Monday, 7 April 2014

For Marvin

"I miss Marvin!" I feel I should say, even as I realise midway through completing this sentence, that "I miss Marvin!" is not a good enough reason to start any blogpost.

I strongly urge those of you who haven't yet been exposed to the wonderfully bizarre universe where Arthur Dent absconds on a series of wild goose chases with the curiously named Ford Prefect, to...expose yourself immediately *idiotic chuckle*. On a less flippant note, The Hitchhiker's Guide remains very dear to the hearts of those who've been charmed by the fripperies of Ford Prefect ( the alien hitchhiker who embarks upon a fervent mission to travel to the far reaches of the galaxy filling in entries on his famous 'Guide'), Zaphod ( the innocuous two-headed President of the Galaxy), Marvin ( the super-intelligent paranoid android whose sense of utter misery at being delegated the task of opening doors strikes a chord so strong you'd just want to pet him and feed him butter-cookies) and the redoubtable Arthur Dent himself (who cannot be described without being surfeited on copious volumes of Guinness). For those who swear that flying is an art where you fling yourself at the ground and miss, and for those who zealously vow that six multiplied by nine is a resounding 42, Marvin is an empty hole in the heart that can never be filled.

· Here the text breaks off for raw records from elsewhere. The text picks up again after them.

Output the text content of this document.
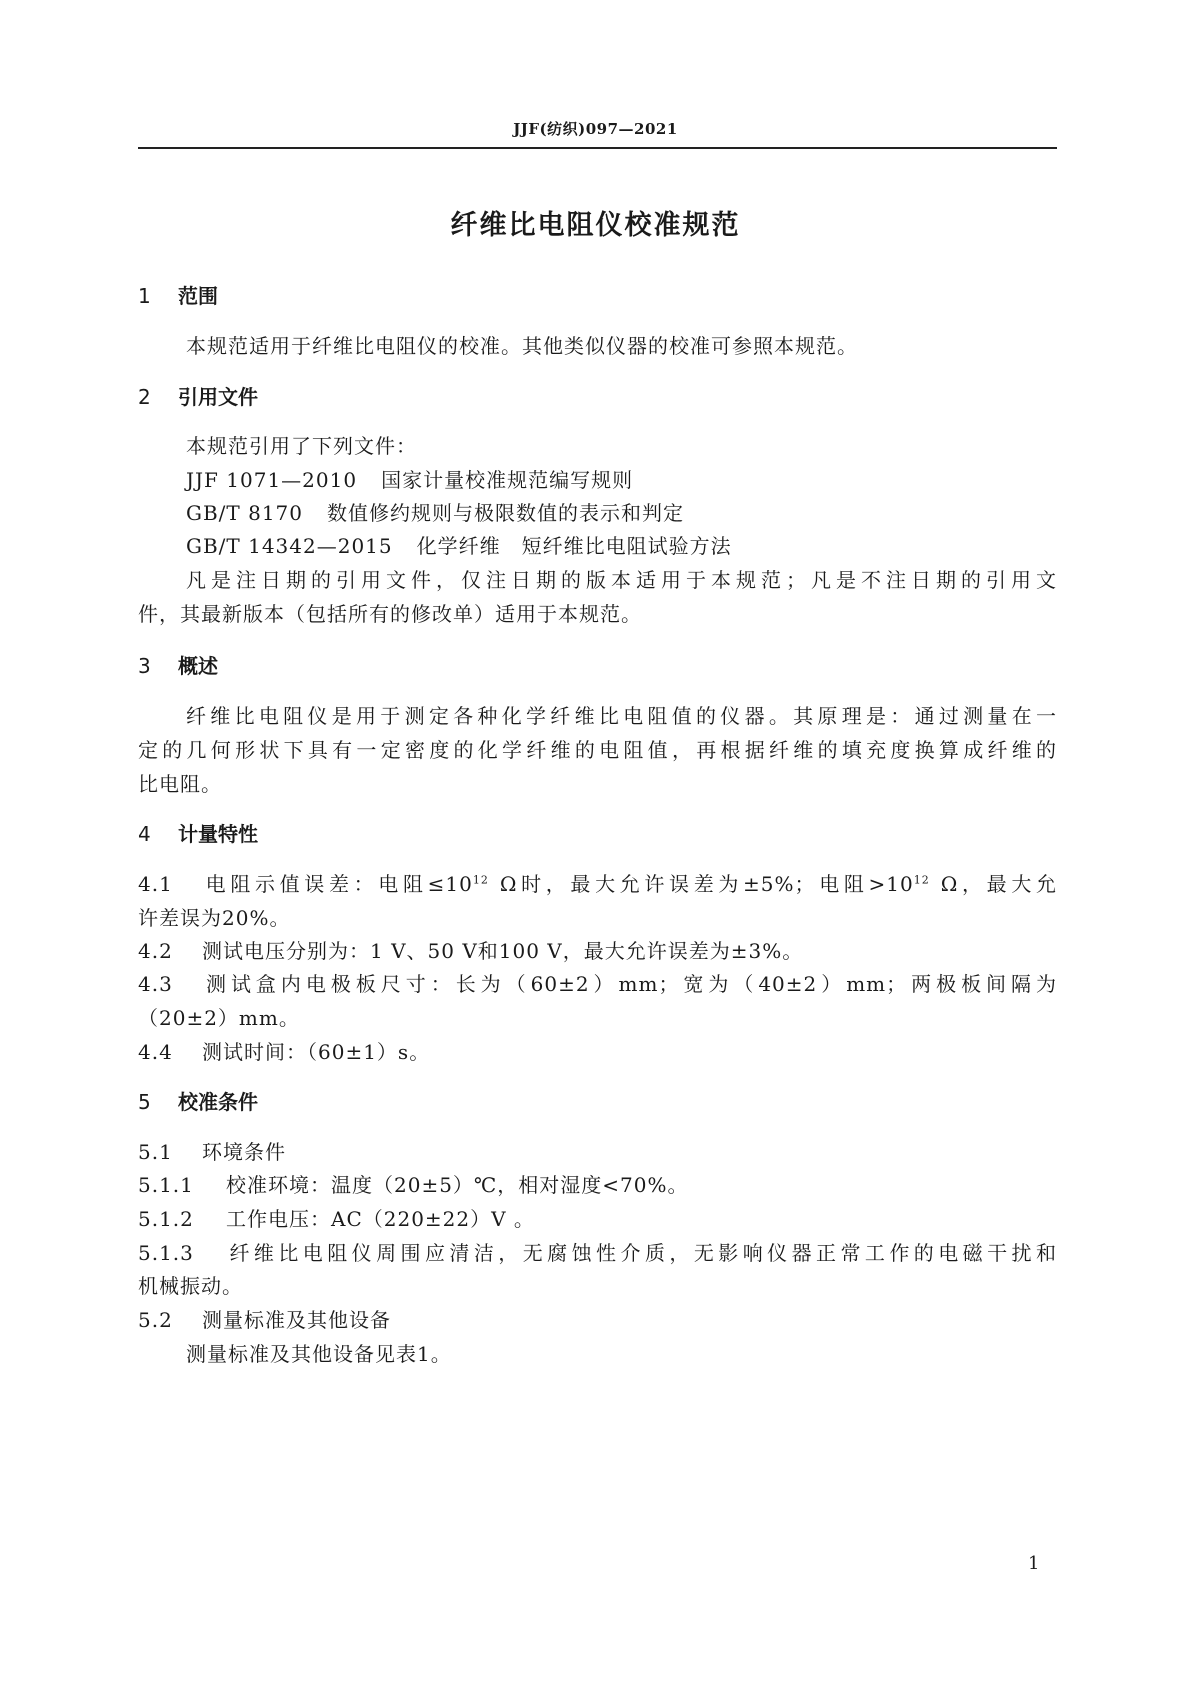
JJF(纺织)097—2021
纤维比电阻仪校准规范
1 范围
本规范适用于纤维比电阻仪的校准。其他类似仪器的校准可参照本规范。
2 引用文件
本规范引用了下列文件：
JJF 1071—2010 国家计量校准规范编写规则
GB/T 8170 数值修约规则与极限数值的表示和判定
GB/T 14342—2015 化学纤维　短纤维比电阻试验方法
凡是注日期的引用文件，仅注日期的版本适用于本规范；凡是不注日期的引用文
件，其最新版本（包括所有的修改单）适用于本规范。
3 概述
纤维比电阻仪是用于测定各种化学纤维比电阻值的仪器。其原理是：通过测量在一
定的几何形状下具有一定密度的化学纤维的电阻值，再根据纤维的填充度换算成纤维的
比电阻。
4 计量特性
4.1 电阻示值误差：电阻$\le 10^{12}$ Ω时，最大允许误差为±5%；电阻$>10^{12}$ Ω，最大允
许差误为20%。
4.2 测试电压分别为：1 V、50 V和100 V，最大允许误差为±3%。
4.3 测试盒内电极板尺寸：长为（60±2）mm；宽为（40±2）mm；两极板间隔为
（20±2）mm。
4.4 测试时间：（60±1）s。
5 校准条件
5.1 环境条件
5.1.1 校准环境：温度（20±5）℃，相对湿度<70%。
5.1.2 工作电压：AC（220±22）V 。
5.1.3 纤维比电阻仪周围应清洁，无腐蚀性介质，无影响仪器正常工作的电磁干扰和
机械振动。
5.2 测量标准及其他设备
测量标准及其他设备见表1。
1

Marvin is your typical co-worker fraught with depression and marital problems and mounting bills and three mortgages and a touch of cancer, from which he cannot escape. Marvin is also the lottery-winner who finds his numbers match the lucky draw but is disconsolate about the arduous 2 mile walk he must make to claim his winnings. Marvin is the baker who finds his hot pies selling like hot cakes but could never really reconcile himself to not being a rocket-scientist. In short, what Marvin is and what Marvin isn't is beyond comprehension for a mind as humble as mine; having an emotional spectrum that ranges from grouchy to mildly irked as a response to everything from broccoli to the world's end, however, is something I can relate with. Marvin may just be a "Genuine People Personality" experiment gone wrong, but he will, for all his listless bellyaching, remain the most complete caricature of an adorably grumpy human being.

Since Hitchhikers' met an unfortunate death after the fifth installment of its trilogy (something that the writer himself found happily odd), and there's no Marvin left in the universe anymore, I sometimes feel disconsolate that my own search for a kindred spirit might never bear any fruit. I'll console myself however, in the course of the drudgery of life, with the knowledge that he was there...with a brain the size of a planet...opening doors.